The Court found that the public might reasonably perceive that the involvement of the mayor with the developer, with whom she had done business, would impair her objectivity. The Court noted that such suspicion is especially true when the ordinance under consideration is being hotly contested, as it was in this case. Therefore, the Court found that the ordinances were invalid due to the mayor's failure to withdraw from participation when she had a conflict of interest.

Comment: For a perhaps more generous view, see the following recent unreported case, also from New Jersey: 

ZONING AND LAND USE; PROCEDURE; CONFLICTS OF INTEREST: Where a planning board's member's law firm has not represented an applicant and quite some time has passed since any member of that law firm represented any part owner of an applicant, there is no requirement that the board member recuse herself or himself. Meyer v. MW Red Bank, LLC, 401 N.J. Super. 482, 951 A.2d 1060 (App. Div. 2008), Unpublished.

A developer, originally a limited liability company, sought a variance as part of its application to redevelop a parcel as a mixed use development. The chair of the zoning board recused himself from the variance hearing on the variance because he had represented one of the developer's part-owners in the purchase of a house. An attorney who represented objectors in a previous related matter before the board inquired whether the acting chair, who was involved with the previous matter had any conflict of interest. The acting chair said she had no conflicts of interest regarding the developer's variance request and the board subsequently approved the developer's variance request.
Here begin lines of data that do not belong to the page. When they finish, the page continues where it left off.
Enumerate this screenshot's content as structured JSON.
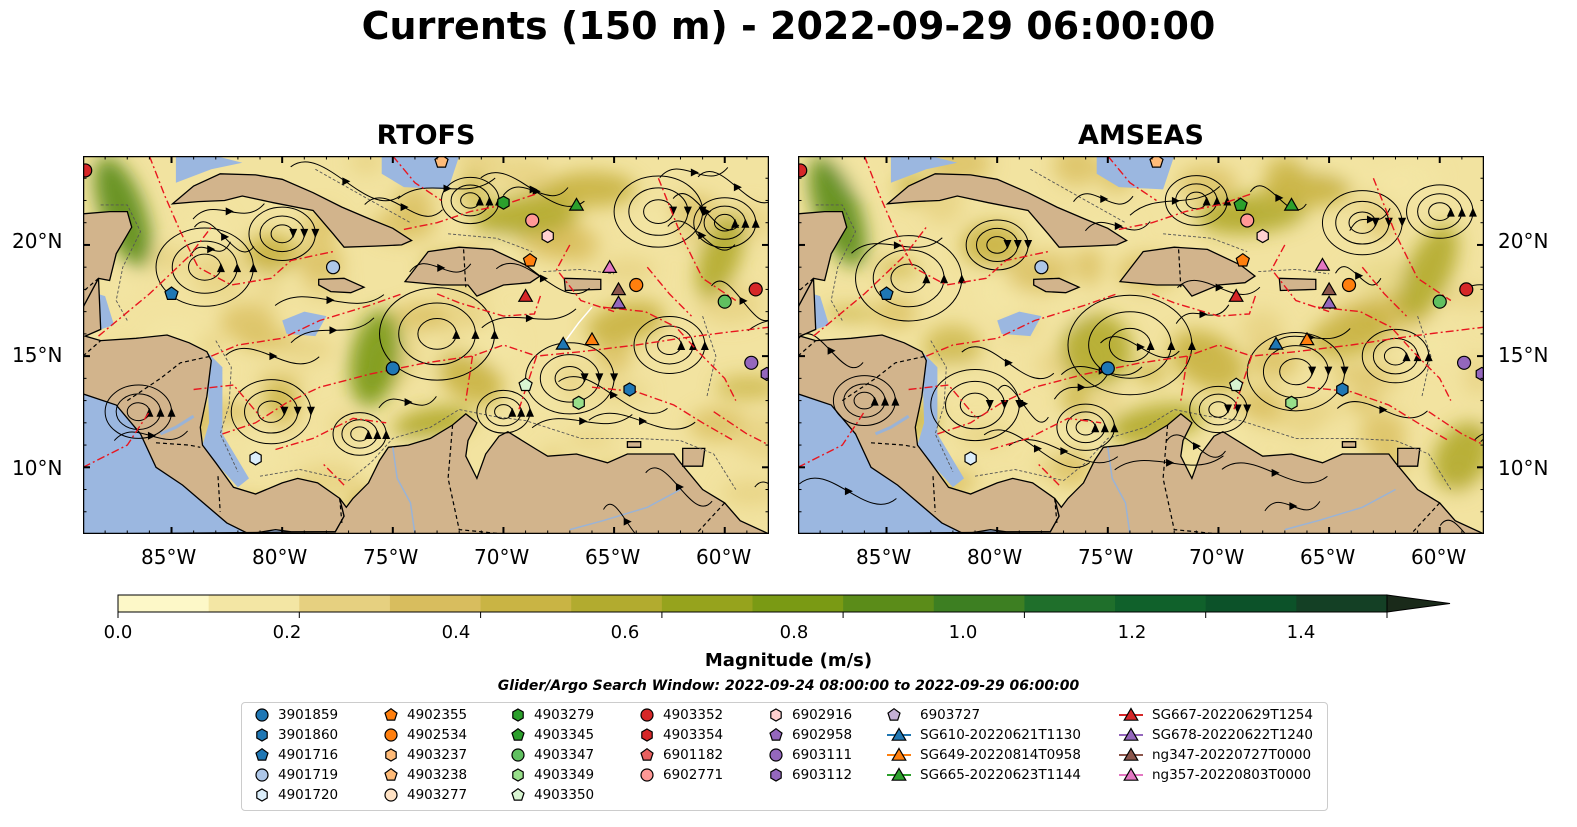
{
  "title": "Currents (150 m) - 2022-09-29 06:00:00",
  "panels": [
    {
      "title": "RTOFS"
    },
    {
      "title": "AMSEAS"
    }
  ],
  "map": {
    "lon_ticks": [
      "85°W",
      "80°W",
      "75°W",
      "70°W",
      "65°W",
      "60°W"
    ],
    "lat_ticks": [
      "20°N",
      "15°N",
      "10°N"
    ],
    "colors": {
      "land": "#d2b48c",
      "water_deep": "#9bb7e0",
      "coastline": "#000000",
      "eez_boundary": "#e8161f",
      "streamline": "#000000"
    }
  },
  "colorbar": {
    "label": "Magnitude (m/s)",
    "ticks": [
      "0.0",
      "0.2",
      "0.4",
      "0.6",
      "0.8",
      "1.0",
      "1.2",
      "1.4"
    ],
    "range": [
      0.0,
      1.5
    ],
    "extend": "max",
    "colors": [
      "#fdf8c8",
      "#f3e6a4",
      "#e6d080",
      "#d8bd5e",
      "#c9b444",
      "#b2ab2f",
      "#96a31d",
      "#7a9a14",
      "#5b8c19",
      "#3d7f22",
      "#1f6f2b",
      "#10612b",
      "#0c5229",
      "#144025",
      "#18331f",
      "#1a2a1a"
    ]
  },
  "search_window": "Glider/Argo Search Window: 2022-09-24 08:00:00 to 2022-09-29 06:00:00",
  "legend": {
    "columns": [
      [
        {
          "label": "3901859",
          "marker": "circle",
          "color": "#1f77b4"
        },
        {
          "label": "3901860",
          "marker": "hexagon",
          "color": "#1f77b4"
        },
        {
          "label": "4901716",
          "marker": "pentagon",
          "color": "#1f77b4"
        },
        {
          "label": "4901719",
          "marker": "circle",
          "color": "#aec7e8"
        },
        {
          "label": "4901720",
          "marker": "hexagon",
          "color": "#dceefa"
        }
      ],
      [
        {
          "label": "4902355",
          "marker": "pentagon",
          "color": "#ff7f0e"
        },
        {
          "label": "4902534",
          "marker": "circle",
          "color": "#ff7f0e"
        },
        {
          "label": "4903237",
          "marker": "hexagon",
          "color": "#ffbb78"
        },
        {
          "label": "4903238",
          "marker": "pentagon",
          "color": "#ffbb78"
        },
        {
          "label": "4903277",
          "marker": "circle",
          "color": "#ffe2c4"
        }
      ],
      [
        {
          "label": "4903279",
          "marker": "hexagon",
          "color": "#2ca02c"
        },
        {
          "label": "4903345",
          "marker": "pentagon",
          "color": "#2ca02c"
        },
        {
          "label": "4903347",
          "marker": "circle",
          "color": "#60c060"
        },
        {
          "label": "4903349",
          "marker": "hexagon",
          "color": "#98df8a"
        },
        {
          "label": "4903350",
          "marker": "pentagon",
          "color": "#d9f5d2"
        }
      ],
      [
        {
          "label": "4903352",
          "marker": "circle",
          "color": "#d62728"
        },
        {
          "label": "4903354",
          "marker": "hexagon",
          "color": "#d62728"
        },
        {
          "label": "6901182",
          "marker": "pentagon",
          "color": "#e8605f"
        },
        {
          "label": "6902771",
          "marker": "circle",
          "color": "#ff9896"
        }
      ],
      [
        {
          "label": "6902916",
          "marker": "hexagon",
          "color": "#ffd0cf"
        },
        {
          "label": "6902958",
          "marker": "pentagon",
          "color": "#9467bd"
        },
        {
          "label": "6903111",
          "marker": "circle",
          "color": "#9467bd"
        },
        {
          "label": "6903112",
          "marker": "hexagon",
          "color": "#9467bd"
        }
      ],
      [
        {
          "label": "6903727",
          "marker": "pentagon",
          "color": "#c5b0d5"
        },
        {
          "label": "SG610-20220621T1130",
          "marker": "triangle-line",
          "color": "#1f77b4"
        },
        {
          "label": "SG649-20220814T0958",
          "marker": "triangle-line",
          "color": "#ff7f0e"
        },
        {
          "label": "SG665-20220623T1144",
          "marker": "triangle-line",
          "color": "#2ca02c"
        }
      ],
      [
        {
          "label": "SG667-20220629T1254",
          "marker": "triangle-line",
          "color": "#d62728"
        },
        {
          "label": "SG678-20220622T1240",
          "marker": "triangle-line",
          "color": "#9467bd"
        },
        {
          "label": "ng347-20220727T0000",
          "marker": "triangle-line",
          "color": "#8c564b"
        },
        {
          "label": "ng357-20220803T0000",
          "marker": "triangle-line",
          "color": "#e377c2"
        }
      ]
    ]
  }
}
The objector's attorney brought an action against the zoning board challenging the acting chair's participation in the hearing on the basis that the acting chair's father, a retired judge, held a position at same the law firm where the zoning board chair was a partner. The lower court dismissed the action, finding that any conflict of interest on the part of the chair could not be imputed to the acting chair, and that the acting chair's father's status at the law firm as "of counsel" could not be reasonably expected to impair the acting chair's ability to make an unbiased determination. The lower court also found that the objector's attorney had the opportunity to apply for a stay of the variance grant pending the outcome of the previous matter on the basis of the acting chair's purported conflict of interest, but failed to do so. As a result, he was barred from raising the challenge to the acting chair's participation.

On appeal, the Appellate Division pointed out that the law firm had never represented the developer and that it had been more than two years since any member of the law firm represented the part-owner of the developer or of any of its subdivisions. It also pointed out was that the acting chair's father only had an indirect connection to the representation of the developer's part-owner. The Court found that the chair's decision to recuse himself from the matter was a choice he made individually. It agreed with the lower court that there was no requirement that the acting chair do the same. Additionally, it found that the attorney had the opportunity during discovery to find out any additional facts regarding the chair's relationship to the developer's part-owner and if the relationship improperly influenced the acting chair's judgment. As a result of its findings, the Court upheld the zoning board's approval of the developer's variance request.